O ex-presidente José “Pepe” Mujica, de 89 anos, revelou que o câncer de esôfago que enfrenta desde 2024, se espalhou por todo o seu corpo. Em entrevista ao site uruguaio Búsqueda, Mujica relatou que sofre de um tumor no fígado.

“O câncer no esôfago está se espalhando em meu fígado. Não consigo impedir isso com nada. Por quê? Porque sou uma pessoa idosa e tenho duas doenças crônicas. Não posso passar por tratamento bioquímico ou cirurgia porque meu corpo não aguenta”, disse.

Na entrevista, Mujica também afirmou: “O que eu peço é que me deixem em paz. Não me peçam mais entrevistas nem nada.”

“Meu ciclo acabou. Sinceramente, estou morrendo.E o guerreiro tem direito ao seu descanso”, disse Mujica.

Mujica anunciou câncer em abril de 2024
O ex-presidente divulgou o primeiro diagnóstico de câncer durante uma coletiva de imprensa em abril de 2024. Mujica foi diagnosticado ao fazer um check-up. Quando anunciou o diagnóstico de câncer, Pepe Mujica avisou que o tratamento seria ainda mais complicado por uma doença imunológica que enfrenta há mais de 20 anos.

Após passar por 32 sessões de radioterapia, Mujica disse que não faria nenhum outro tratamento e revelou que pediu aos médicos que não o fizessem “sofrer às custas da família”. Desde o diagnóstico em abril o ex-presidente passou por internações e por uma cirurgia no esôfago no final de dezembro.

Ele tem vivido recluso em seu sítio, em Rincón del Cerro, zona rural de Montevidéu, capital do Uruguai. No local tem recebidos veículo de impressa e aliados políticos.

Pepe Mujica, um herói latino-americano
José Alberto “Pepe” Mujica Cordano nasceu em Montevidéu, 20 de maio de 1935. Agricultor, Mujica é casado desde os anos 70 com a também ex-militante tupamaro Lucía Topolansky. Cultiva flores e hortaliças em sua chácara em Rincón Del Cerro, na zona rural de Montevidéu.
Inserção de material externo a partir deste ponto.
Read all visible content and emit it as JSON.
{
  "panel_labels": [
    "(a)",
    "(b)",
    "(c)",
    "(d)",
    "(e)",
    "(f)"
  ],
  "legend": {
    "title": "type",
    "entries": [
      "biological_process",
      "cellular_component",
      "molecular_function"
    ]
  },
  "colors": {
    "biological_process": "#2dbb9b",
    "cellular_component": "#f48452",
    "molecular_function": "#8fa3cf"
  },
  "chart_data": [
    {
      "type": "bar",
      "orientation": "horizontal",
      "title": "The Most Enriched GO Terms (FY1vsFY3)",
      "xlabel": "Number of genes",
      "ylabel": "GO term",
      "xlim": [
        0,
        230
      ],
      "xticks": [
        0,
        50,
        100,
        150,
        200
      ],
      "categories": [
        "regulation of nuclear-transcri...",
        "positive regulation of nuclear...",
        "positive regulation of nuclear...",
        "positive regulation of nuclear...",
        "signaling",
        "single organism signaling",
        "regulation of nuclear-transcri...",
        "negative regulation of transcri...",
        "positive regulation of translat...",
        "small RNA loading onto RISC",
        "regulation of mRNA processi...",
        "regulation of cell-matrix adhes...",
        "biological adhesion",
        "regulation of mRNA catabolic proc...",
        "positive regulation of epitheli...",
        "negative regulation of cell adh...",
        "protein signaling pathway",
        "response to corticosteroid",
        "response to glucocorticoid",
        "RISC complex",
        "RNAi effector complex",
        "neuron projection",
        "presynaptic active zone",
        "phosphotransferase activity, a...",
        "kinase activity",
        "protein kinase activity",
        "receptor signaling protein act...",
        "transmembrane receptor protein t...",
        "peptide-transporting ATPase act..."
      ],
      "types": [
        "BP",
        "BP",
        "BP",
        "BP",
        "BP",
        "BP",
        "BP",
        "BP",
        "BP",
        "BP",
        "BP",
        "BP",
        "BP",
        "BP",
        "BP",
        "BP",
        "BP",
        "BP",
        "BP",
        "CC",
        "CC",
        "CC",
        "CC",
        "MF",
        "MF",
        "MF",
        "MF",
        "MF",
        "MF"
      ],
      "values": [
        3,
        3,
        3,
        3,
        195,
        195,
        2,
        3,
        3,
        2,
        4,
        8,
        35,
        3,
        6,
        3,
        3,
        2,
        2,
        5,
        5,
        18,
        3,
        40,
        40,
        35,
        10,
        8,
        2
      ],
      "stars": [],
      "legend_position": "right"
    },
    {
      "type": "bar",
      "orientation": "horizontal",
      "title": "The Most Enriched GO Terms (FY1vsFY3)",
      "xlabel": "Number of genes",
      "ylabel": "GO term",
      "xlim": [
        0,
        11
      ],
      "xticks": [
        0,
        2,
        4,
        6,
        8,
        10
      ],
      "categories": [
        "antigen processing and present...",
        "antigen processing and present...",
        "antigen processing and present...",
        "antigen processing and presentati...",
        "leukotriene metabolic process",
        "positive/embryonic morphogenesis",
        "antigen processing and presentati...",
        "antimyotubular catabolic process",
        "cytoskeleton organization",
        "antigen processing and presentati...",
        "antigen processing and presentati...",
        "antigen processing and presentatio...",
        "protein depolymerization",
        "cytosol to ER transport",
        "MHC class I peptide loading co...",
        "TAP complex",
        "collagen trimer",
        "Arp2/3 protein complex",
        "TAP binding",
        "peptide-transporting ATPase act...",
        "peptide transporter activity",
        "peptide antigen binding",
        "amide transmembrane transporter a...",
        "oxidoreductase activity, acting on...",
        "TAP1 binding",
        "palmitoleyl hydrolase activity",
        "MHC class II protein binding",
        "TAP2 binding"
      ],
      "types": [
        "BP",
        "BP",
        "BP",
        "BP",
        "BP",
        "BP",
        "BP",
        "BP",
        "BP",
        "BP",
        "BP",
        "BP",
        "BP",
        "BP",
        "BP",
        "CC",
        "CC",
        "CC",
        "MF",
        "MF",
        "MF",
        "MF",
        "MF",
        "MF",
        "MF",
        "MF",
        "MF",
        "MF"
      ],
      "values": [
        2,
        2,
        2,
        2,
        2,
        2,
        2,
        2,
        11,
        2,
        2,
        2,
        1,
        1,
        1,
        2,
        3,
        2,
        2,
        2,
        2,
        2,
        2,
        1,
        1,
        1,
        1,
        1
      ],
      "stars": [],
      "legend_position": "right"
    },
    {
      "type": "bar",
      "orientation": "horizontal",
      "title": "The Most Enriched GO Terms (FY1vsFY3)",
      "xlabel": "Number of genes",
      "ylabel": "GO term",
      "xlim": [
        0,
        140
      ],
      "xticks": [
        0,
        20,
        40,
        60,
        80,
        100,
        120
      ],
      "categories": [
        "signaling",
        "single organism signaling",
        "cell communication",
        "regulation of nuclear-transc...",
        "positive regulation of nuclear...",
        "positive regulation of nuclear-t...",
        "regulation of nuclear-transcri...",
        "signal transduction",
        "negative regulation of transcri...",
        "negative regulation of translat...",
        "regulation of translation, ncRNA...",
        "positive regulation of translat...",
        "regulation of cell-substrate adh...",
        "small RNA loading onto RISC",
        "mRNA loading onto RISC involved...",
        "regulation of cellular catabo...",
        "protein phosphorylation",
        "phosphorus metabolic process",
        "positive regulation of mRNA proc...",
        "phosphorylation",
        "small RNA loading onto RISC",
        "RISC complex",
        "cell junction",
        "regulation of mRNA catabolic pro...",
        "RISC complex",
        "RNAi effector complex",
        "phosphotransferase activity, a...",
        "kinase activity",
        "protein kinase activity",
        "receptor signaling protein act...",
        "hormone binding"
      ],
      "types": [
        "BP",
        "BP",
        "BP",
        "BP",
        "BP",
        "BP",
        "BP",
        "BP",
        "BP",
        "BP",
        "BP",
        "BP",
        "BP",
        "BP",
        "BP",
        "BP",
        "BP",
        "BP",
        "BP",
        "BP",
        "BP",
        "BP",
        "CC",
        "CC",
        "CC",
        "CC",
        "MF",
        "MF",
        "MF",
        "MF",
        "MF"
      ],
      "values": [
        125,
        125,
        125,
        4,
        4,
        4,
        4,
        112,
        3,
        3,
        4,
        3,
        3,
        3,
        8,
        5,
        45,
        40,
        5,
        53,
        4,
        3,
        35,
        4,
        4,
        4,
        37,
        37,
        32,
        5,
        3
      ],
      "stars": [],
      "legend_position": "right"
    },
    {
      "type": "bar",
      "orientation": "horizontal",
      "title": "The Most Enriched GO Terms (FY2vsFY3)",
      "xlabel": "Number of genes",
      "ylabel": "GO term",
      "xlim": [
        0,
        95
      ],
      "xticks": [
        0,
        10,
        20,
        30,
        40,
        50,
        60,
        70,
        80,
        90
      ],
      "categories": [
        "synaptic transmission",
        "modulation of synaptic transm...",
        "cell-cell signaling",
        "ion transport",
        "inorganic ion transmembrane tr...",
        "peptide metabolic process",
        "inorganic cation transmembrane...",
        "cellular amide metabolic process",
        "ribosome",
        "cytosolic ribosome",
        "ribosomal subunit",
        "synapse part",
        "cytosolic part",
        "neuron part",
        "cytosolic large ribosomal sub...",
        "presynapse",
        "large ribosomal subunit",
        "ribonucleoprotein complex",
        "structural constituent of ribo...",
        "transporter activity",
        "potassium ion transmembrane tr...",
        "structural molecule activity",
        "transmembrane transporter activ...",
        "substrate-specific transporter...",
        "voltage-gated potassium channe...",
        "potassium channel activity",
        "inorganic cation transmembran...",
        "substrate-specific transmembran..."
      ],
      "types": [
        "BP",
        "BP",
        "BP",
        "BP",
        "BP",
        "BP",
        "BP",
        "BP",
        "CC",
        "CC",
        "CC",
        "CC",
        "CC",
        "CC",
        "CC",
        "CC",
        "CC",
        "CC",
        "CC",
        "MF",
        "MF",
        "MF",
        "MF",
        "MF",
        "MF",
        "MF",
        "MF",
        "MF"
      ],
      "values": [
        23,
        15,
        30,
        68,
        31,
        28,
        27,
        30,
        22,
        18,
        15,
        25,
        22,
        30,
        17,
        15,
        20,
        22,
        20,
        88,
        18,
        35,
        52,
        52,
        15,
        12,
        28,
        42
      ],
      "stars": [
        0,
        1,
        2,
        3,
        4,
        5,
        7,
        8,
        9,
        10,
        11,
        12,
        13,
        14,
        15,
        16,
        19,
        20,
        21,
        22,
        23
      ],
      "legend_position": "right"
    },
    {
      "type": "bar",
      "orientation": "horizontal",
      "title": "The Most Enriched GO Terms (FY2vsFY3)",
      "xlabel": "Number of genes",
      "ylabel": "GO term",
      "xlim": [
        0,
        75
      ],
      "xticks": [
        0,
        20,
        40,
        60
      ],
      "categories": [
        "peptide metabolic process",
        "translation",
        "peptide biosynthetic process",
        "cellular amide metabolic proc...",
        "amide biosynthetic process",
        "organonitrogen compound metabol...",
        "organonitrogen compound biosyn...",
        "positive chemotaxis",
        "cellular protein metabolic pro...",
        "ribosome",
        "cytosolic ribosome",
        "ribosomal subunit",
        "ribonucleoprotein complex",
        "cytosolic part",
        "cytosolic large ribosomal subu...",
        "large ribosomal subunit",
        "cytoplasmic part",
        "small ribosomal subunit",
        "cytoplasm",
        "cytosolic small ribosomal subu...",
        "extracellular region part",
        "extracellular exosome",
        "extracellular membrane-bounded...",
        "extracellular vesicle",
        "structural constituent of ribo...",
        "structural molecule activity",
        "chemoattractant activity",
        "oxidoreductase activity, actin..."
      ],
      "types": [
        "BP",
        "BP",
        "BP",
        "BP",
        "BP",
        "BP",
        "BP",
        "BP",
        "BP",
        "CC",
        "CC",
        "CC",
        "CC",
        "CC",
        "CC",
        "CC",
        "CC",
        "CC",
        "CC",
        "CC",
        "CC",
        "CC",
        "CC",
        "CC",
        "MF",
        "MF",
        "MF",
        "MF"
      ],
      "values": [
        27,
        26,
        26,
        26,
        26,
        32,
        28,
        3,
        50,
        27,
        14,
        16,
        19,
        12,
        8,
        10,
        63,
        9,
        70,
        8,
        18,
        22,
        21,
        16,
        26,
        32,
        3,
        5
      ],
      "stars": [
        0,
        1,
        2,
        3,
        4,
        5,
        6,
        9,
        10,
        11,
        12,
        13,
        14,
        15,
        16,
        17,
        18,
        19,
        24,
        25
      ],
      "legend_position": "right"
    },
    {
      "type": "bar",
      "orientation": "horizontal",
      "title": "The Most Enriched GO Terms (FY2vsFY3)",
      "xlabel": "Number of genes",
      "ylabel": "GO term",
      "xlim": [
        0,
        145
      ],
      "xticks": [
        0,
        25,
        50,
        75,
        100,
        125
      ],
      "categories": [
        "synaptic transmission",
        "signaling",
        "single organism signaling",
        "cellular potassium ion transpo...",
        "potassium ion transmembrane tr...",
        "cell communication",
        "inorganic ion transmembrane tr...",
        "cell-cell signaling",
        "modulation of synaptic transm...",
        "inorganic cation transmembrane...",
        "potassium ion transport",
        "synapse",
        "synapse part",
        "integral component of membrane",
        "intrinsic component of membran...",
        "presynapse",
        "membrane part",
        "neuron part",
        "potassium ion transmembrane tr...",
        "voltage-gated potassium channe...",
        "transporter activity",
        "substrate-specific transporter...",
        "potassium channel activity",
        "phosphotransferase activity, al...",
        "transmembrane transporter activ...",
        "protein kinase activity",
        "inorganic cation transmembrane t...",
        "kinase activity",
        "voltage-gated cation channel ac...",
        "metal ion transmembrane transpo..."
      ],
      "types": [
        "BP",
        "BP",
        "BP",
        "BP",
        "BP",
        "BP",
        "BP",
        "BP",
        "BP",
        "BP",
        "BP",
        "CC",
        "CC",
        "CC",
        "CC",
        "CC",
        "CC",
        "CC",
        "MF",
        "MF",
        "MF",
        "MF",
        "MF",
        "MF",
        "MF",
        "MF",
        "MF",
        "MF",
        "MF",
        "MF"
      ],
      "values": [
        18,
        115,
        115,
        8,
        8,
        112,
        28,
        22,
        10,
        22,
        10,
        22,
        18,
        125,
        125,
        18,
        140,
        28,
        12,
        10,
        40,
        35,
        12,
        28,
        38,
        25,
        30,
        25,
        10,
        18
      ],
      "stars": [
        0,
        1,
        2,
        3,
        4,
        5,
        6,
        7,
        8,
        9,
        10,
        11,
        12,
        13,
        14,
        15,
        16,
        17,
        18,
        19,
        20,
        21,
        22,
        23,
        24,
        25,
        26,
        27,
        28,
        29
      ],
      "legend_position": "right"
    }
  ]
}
Aos 21 anos, começou a militar no Partido Nacional, onde chegou a ser secretário-geral da Juventude. Em 1962, foi um dos fundadores da frente Unión Popular, com o Partido Socialista uruguaio e outros agrupamentos de esquerda.
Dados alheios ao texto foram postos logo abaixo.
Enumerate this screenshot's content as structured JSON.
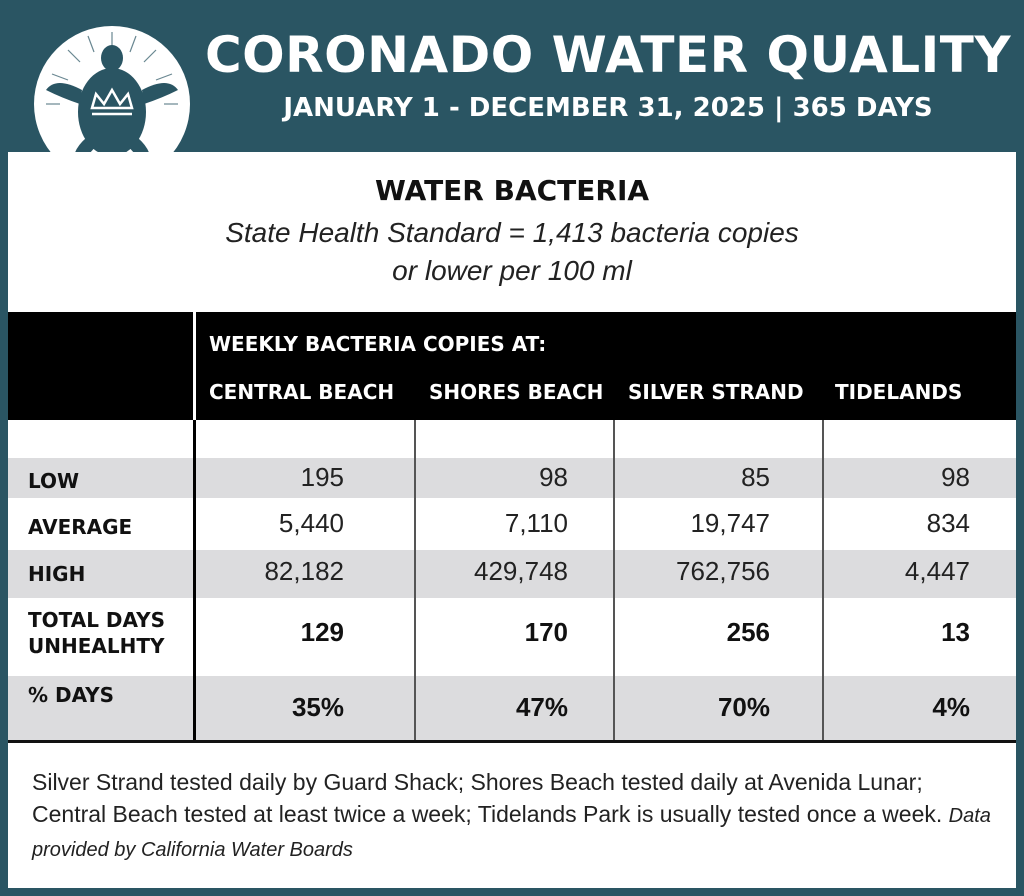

Ainda na década de 1960, integrou-se ao Movimento de Libertação Nacional-Tupamaros e entrou para a luta armada. Participou de operações de guerrilha, nas quais chegou a ser ferido por tiros das forças repressivas. Preso por quatro vezes, conseguiu fugir duas vezes da prisão.

Sua última prisão, em 1972, durou até a redemocratização uruguaia em 1985. A ditadura militar uruguaia manteve Mujica, entre outros dirigentes dos Tupamaros, por 11 anos como reféns, caso a organização retomasse o enfrentamento pelas armas. Foi liberto pela Lei de Anistia de 1985.

Retomou as atividades políticas como um dos fundadores do Movimiento de Participación Popular (MPP), agrupamento que pertence à Frente Ampla e reúne partidos e movimentos de esquerda. Em 1994, foi eleito deputado por Montevidéu e, em 1999, senador. Em 2005, tornou-se ministro da Agricultura de Tabaré Vazques.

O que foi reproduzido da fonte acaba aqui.